There are a lot of different clustering algorithms. One very easy and still powerful clustering algorithm is the K-Means algorithm. The K-Means algorithm requires a user to first define the number of clusters and maybe also the initialization strategy of the clusters. But how to find these parameters? For the clustering of network activities two clusters could be used. One for the fraudulent activities and one for the non-fraudulent. But how many clusters to use for the customer clustering? In supervised learning, one could try different hyperparameters and numbers of clusters and could directly calculate some error metrics like the accuracy. The set of hyperparameters and number of clusters leading to the highest accuracy could then be used for the final model. But this is not possible for unsupervised learning, because of the lack of the ground truth values. So what could be done for unsupervised learning in order to evaluate and compare the different hyperparameters and number of clusters?
One possibility is to calculate the within cluster sum of squares, also called Inertia.
In this short article, the Inertia value is introduced. A K-Means clustering algorithm is then trained on a small data set using Scikit-Learn. The optimal number of clusters is found using the computed Inertia values and the elbow method applied on the Inertia curve. And last but not least, this article shows how to find optimal hyperparameters using the Inertia value. The code is programmed using Python and a Jupyter Notebook. The code can be found on my Github page.
Inertia
The Inertia or within cluster of sum of squares value gives an indication of how coherent the different clusters are. Equation 1 shows the formula for computing the Inertia value.

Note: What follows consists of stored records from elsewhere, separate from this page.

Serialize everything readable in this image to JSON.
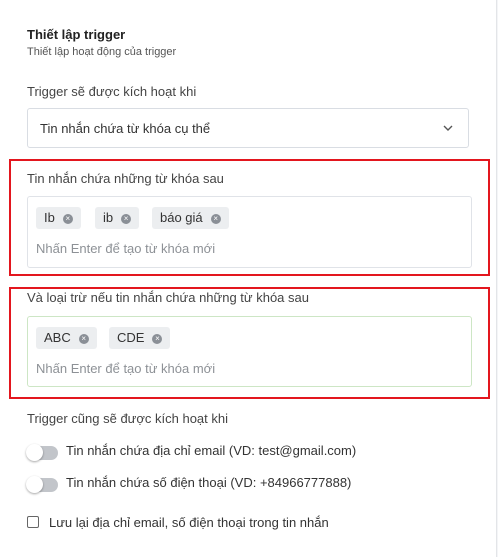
{
  "header": {
    "title": "Thiết lập trigger",
    "subtitle": "Thiết lập hoạt động của trigger"
  },
  "trigger_when": {
    "label": "Trigger sẽ được kích hoạt khi",
    "selected": "Tin nhắn chứa từ khóa cụ thể",
    "icon": "chevron-down-icon"
  },
  "include_keywords": {
    "label": "Tin nhắn chứa những từ khóa sau",
    "tags": [
      "Ib",
      "ib",
      "báo giá"
    ],
    "placeholder": "Nhấn Enter để tạo từ khóa mới"
  },
  "exclude_keywords": {
    "label": "Và loại trừ nếu tin nhắn chứa những từ khóa sau",
    "tags": [
      "ABC",
      "CDE"
    ],
    "placeholder": "Nhấn Enter để tạo từ khóa mới"
  },
  "also_trigger": {
    "label": "Trigger cũng sẽ được kích hoạt khi",
    "options": [
      {
        "label": "Tin nhắn chứa địa chỉ email (VD: test@gmail.com)",
        "enabled": false
      },
      {
        "label": "Tin nhắn chứa số điện thoại (VD: +84966777888)",
        "enabled": false
      }
    ]
  },
  "save_contact": {
    "label": "Lưu lại địa chỉ email, số điện thoại trong tin nhắn",
    "checked": false
  },
  "colors": {
    "highlight_border": "#e3161e",
    "toggle_off": "#c2c5ca"
  }
}
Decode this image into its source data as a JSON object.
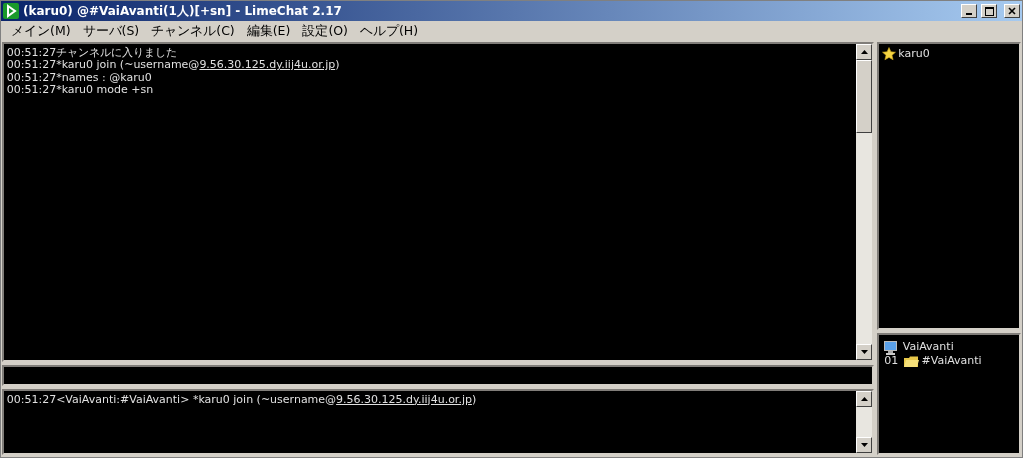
{
  "window": {
    "title": "(karu0) @#VaiAvanti(1人)[+sn]  - LimeChat 2.17"
  },
  "menu": [
    "メイン(M)",
    "サーバ(S)",
    "チャンネル(C)",
    "編集(E)",
    "設定(O)",
    "ヘルプ(H)"
  ],
  "log": [
    {
      "text": "00:51:27チャンネルに入りました"
    },
    {
      "text": "00:51:27*karu0 join (~username@",
      "link": "9.56.30.125.dy.iij4u.or.jp",
      "suffix": ")"
    },
    {
      "text": "00:51:27*names : @karu0"
    },
    {
      "text": "00:51:27*karu0 mode +sn"
    }
  ],
  "members": [
    {
      "name": "karu0"
    }
  ],
  "console_log": [
    {
      "text": "00:51:27<VaiAvanti:#VaiAvanti> *karu0 join (~username@",
      "link": "9.56.30.125.dy.iij4u.or.jp",
      "suffix": ")"
    }
  ],
  "servers": [
    {
      "name": "VaiAvanti",
      "children": [
        {
          "number": "01",
          "name": "#VaiAvanti"
        }
      ]
    }
  ]
}
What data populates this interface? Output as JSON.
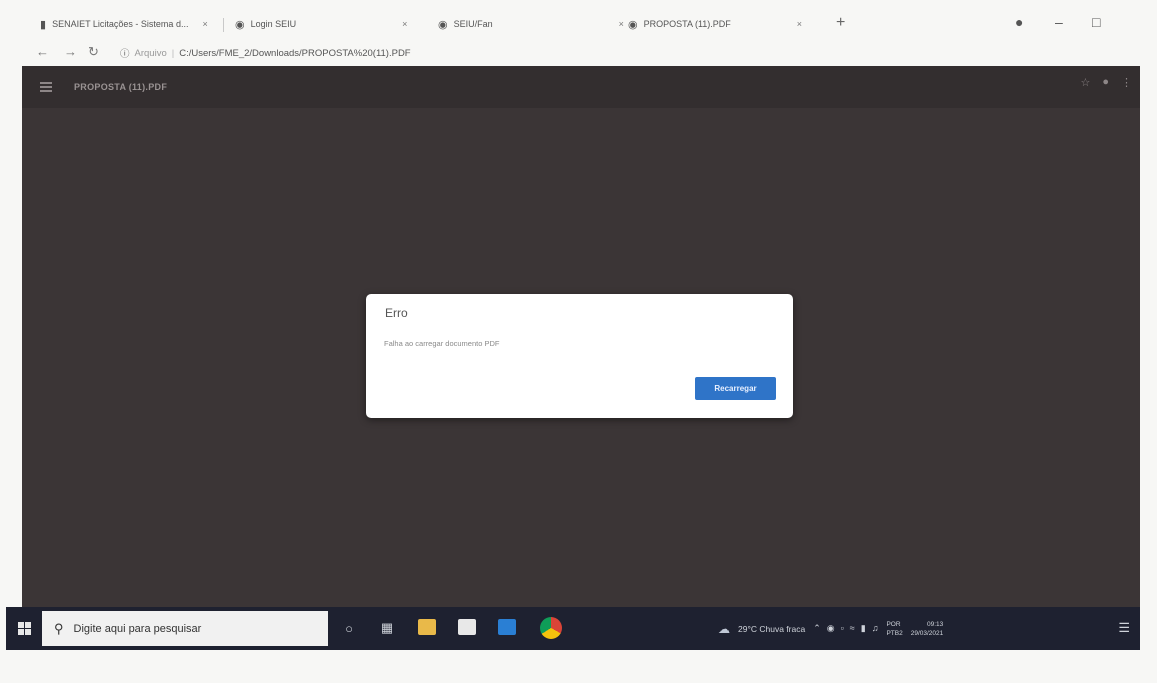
{
  "browser": {
    "tabs": [
      {
        "label": "SENAIET Licitações - Sistema d...",
        "icon": "document-icon"
      },
      {
        "label": "Login SEIU",
        "icon": "globe-icon"
      },
      {
        "label": "SEIU/Fan",
        "icon": "globe-icon"
      },
      {
        "label": "PROPOSTA (11).PDF",
        "icon": "globe-icon"
      }
    ],
    "tab_close": "×",
    "new_tab": "+",
    "address": {
      "scheme": "Arquivo",
      "url": "C:/Users/FME_2/Downloads/PROPOSTA%20(11).PDF"
    }
  },
  "viewer": {
    "title": "PROPOSTA (11).PDF"
  },
  "dialog": {
    "title": "Erro",
    "message": "Falha ao carregar documento PDF",
    "button_label": "Recarregar",
    "button_color": "#2f74c8"
  },
  "taskbar": {
    "search_placeholder": "Digite aqui para pesquisar",
    "weather": "29°C  Chuva fraca",
    "language_top": "POR",
    "language_bottom": "PTB2",
    "time": "09:13",
    "date": "29/03/2021"
  }
}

N is the number of samples within the data set, C is the center of a cluster. So the Inertia simply computes the squared distance of each sample in a cluster to its cluster center and sums them up. This process is done for each cluster and all samples within that data set. The smaller the Inertia value, the more coherent are the different clusters. When as many clusters are added as there are samples in the data set, then the Inertia value would be zero. So how to find the optimal number of clusters using the Inertia value?
For this, the so called Elbow-Method can be used. But let’s take a look into this method by using an example.
Elbow Method for Optimal Number of Clusters
Its always better to learn something by directly applying it on an example. For this purpose, a data set with two-dimensional features is created using Scikit-Learns _makeblobs function. Figure 1 shows the code for creating this data set, while Figure 2 shows the plot of this data set.

There are three clusters in this data set, so the optimal number of clusters for K-Means should be three. But let’s assume we don’t know that yet.
Let’s now train a K-Means model for a different amount of clusters and store the Inertia value for each trained model. Afterwards, the Inertia-Curve can be plotted in order to use the Elbow-Method for finding the optimal number of clusters. The code for these steps can be found in Figure 3. Figure 4 shows the resulting Inertia-Curve.

The red x-marker marks the elbow point. The elbow point gives the optimal number of clusters, which is three here. This makes totally sense, because the data set is created such that there are three different clusters. When adding more clusters, the Inertia value decreases, but also the information contained in a cluster decreases further. Having to many clusters leads to a performance decrease and also to a not optimal clustering result. Let’s assume you make a customer clustering and you have many small clusters. When a customer of a small cluster buys something, then you only can address few other potential buyers of that product. But when you would have a large coherent cluster, then you could directly address more potential buyers.
So for this example, the optimal number of clusters is three. Figure 5 shows the visualization of the three different clusters.

Using Inertia Value for Finding Optimal Hyperparameters
The Inertia value can also be used for finding better hyperparameters for the unsupervised K-Means algorithm. One potential hyperparameter is the initialization method. In Scikit-Learn, there are two different possibilities. One is called k-means++ and one is called random. But which initialization should be used? In order to answer this question, one could train one K-Means model for each initialization strategy and compare its Inertia values. The strategy leading to a smaller Inertia value can then be used as optimal strategy. Figure 6 shows the code for this evaluation and Figure 7 shows a data frame with the results.

As one can see, the random initialization achieves a slightly smaller Inertia value and could here be used as the optimal initialization strategy.
Conclusion
Clustering algorithms are very powerful in finding patterns in data. Clustering algorithms often only require a few hyperparameters, like the number of clusters or an initialization strategy of the clusters. Finding the optimal values is not as straightforward as in supervised learning, due to the lack of ground truth values. In order to still be able to find optimal values, the Inertia value and the Elbow-Method can be used.